La rétrospective du travail d’Ellen Gallagher au New Museum débute avec des œuvres des années 90. À cette période ses peintures semblent avoir été cousues par petits morceaux, or c’est un leurre, ce que l’on croit être des points sont en fait de toutes petites touches placées bout à bout, et qui, observées de plus près, ressemblent à des yeux écarquillés – une armée d’yeux, auxquels s’ajoutent tout autant de bouches fermées (ou hotdog sans saucisse) que l’on n’avait pas vraiment envisagé quand, de loin, ces peintures ressemblaient encore à des patchworks géométriques.

C’est que dans sa peinture l’artiste fabrique des signes dont l’hypothèse même d’une lecture n’est qu’à moitié probable. Pour en avoir le cœur net il faut s’approcher, regarder de plus près comment c’est fait, humer la surface et démêler les bijections optiques que créent l’épaisseur et les formes de la peinture. Au travers de ces illusions, de ces inoffensifs pastiches, l’artiste joue avec la surface et la perception que l’on en a. Mais l’expérience ne s’arrête pas là puisque que tout en divertissant l’attention, Ellen Gallagher mène une réflexion sur le sujet et la figuration.

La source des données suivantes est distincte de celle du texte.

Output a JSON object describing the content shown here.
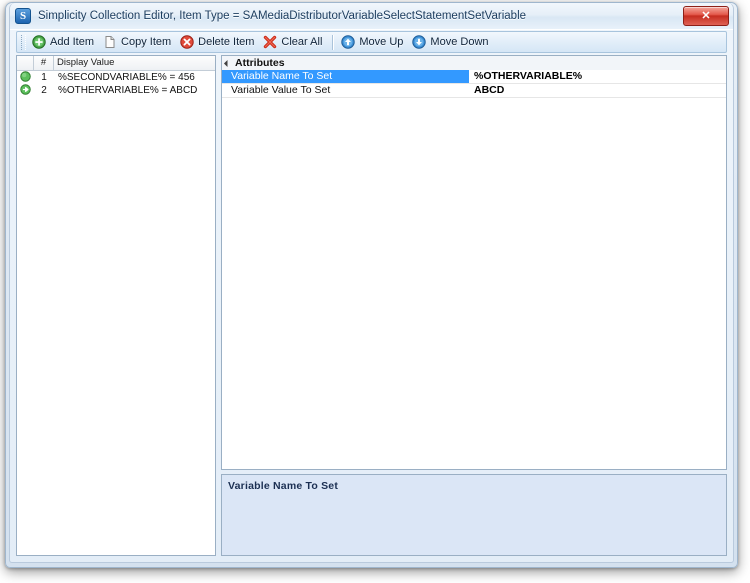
{
  "window": {
    "title": "Simplicity Collection Editor, Item Type = SAMediaDistributorVariableSelectStatementSetVariable",
    "app_icon_letter": "S",
    "close_label": "✕"
  },
  "toolbar": {
    "items": [
      {
        "label": "Add Item",
        "icon": "add-circle-icon"
      },
      {
        "label": "Copy Item",
        "icon": "copy-page-icon"
      },
      {
        "label": "Delete Item",
        "icon": "delete-circle-icon"
      },
      {
        "label": "Clear All",
        "icon": "red-x-icon"
      },
      {
        "label": "Move Up",
        "icon": "arrow-up-circle-icon"
      },
      {
        "label": "Move Down",
        "icon": "arrow-down-circle-icon"
      }
    ]
  },
  "item_list": {
    "columns": [
      "",
      "#",
      "Display Value"
    ],
    "rows": [
      {
        "marker": "bullet-icon",
        "index": "1",
        "display_value": "%SECONDVARIABLE% = 456"
      },
      {
        "marker": "arrow-right-icon",
        "index": "2",
        "display_value": "%OTHERVARIABLE% = ABCD"
      }
    ]
  },
  "property_grid": {
    "category": "Attributes",
    "rows": [
      {
        "name": "Variable Name To Set",
        "value": "%OTHERVARIABLE%",
        "selected": true
      },
      {
        "name": "Variable Value To Set",
        "value": "ABCD",
        "selected": false
      }
    ]
  },
  "description": {
    "title": "Variable Name To Set",
    "text": ""
  },
  "colors": {
    "selection_blue": "#3399ff",
    "description_bg": "#dbe6f6",
    "title_text": "#1b3c5e",
    "close_red": "#c62d20"
  }
}
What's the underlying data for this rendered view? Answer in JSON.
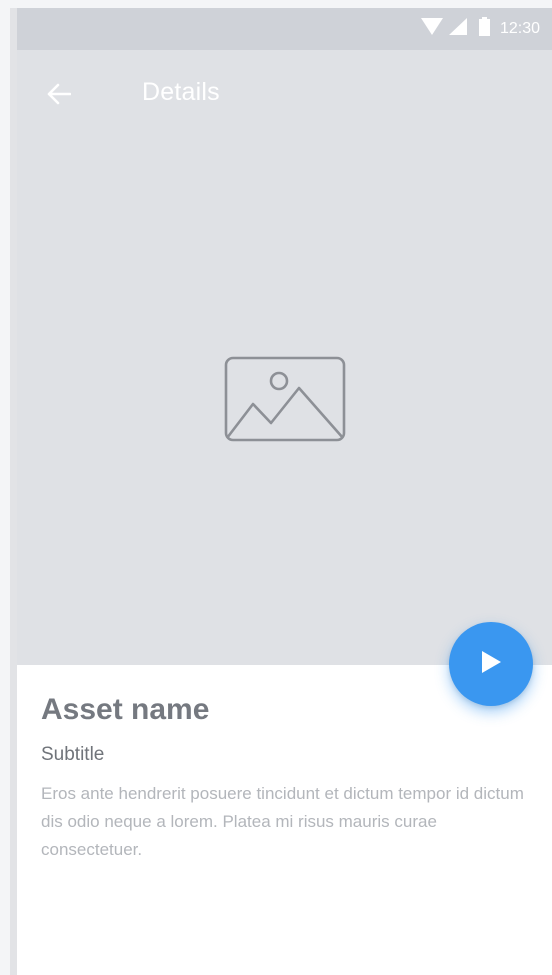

Don’t axe me, série de 2013, concentre cette dualité. L’artiste attaque les surfaces en les grattant et en les pelant comme l’on rabote une planche. Elle fait ainsi apparaître les couches successives qu’elle avait appliquées au préalable. En agissant par zigzag et enchevêtrement d’arrondis, les formes qu’elle crée ondulent entre les quatre coins du tableau, parfois telles des algues envahissant un aquarium, parfois comme des boyaux en attente d’être charcutés. Ces méandres d’un millimètre tout au plus suffisent à donner l’impression d’une vie caverneuse aux toiles qui, cependant, comporte presque toujours un corbeau englué dans la matière visqueuse et noire qui recouvre les parties non grattées.

Au centre de l’espace d’exposition, une boite sombre et gravée de signes diffuse Osedax, une vidéo réalisée en collaboration avec Edgar Cleijne et formée de morceaux de films mis bout à bout. S’y succèdent des coraux, des êtres unicellulaires, un navire qui sombre et un montage multicolore, ce dernier étant accompagné d’une petite musique alors que les autres passages sont projetés en silence. Un silence bavard d’indices et de développements potentiels quant aux sources de son travail, mais là encore, on est invité à soupeser ce que l’on voit : nous ne sommes que dans une boite, elle-même dans une boite où les signes ne valent que pour la distance à partir desquels ont les observe.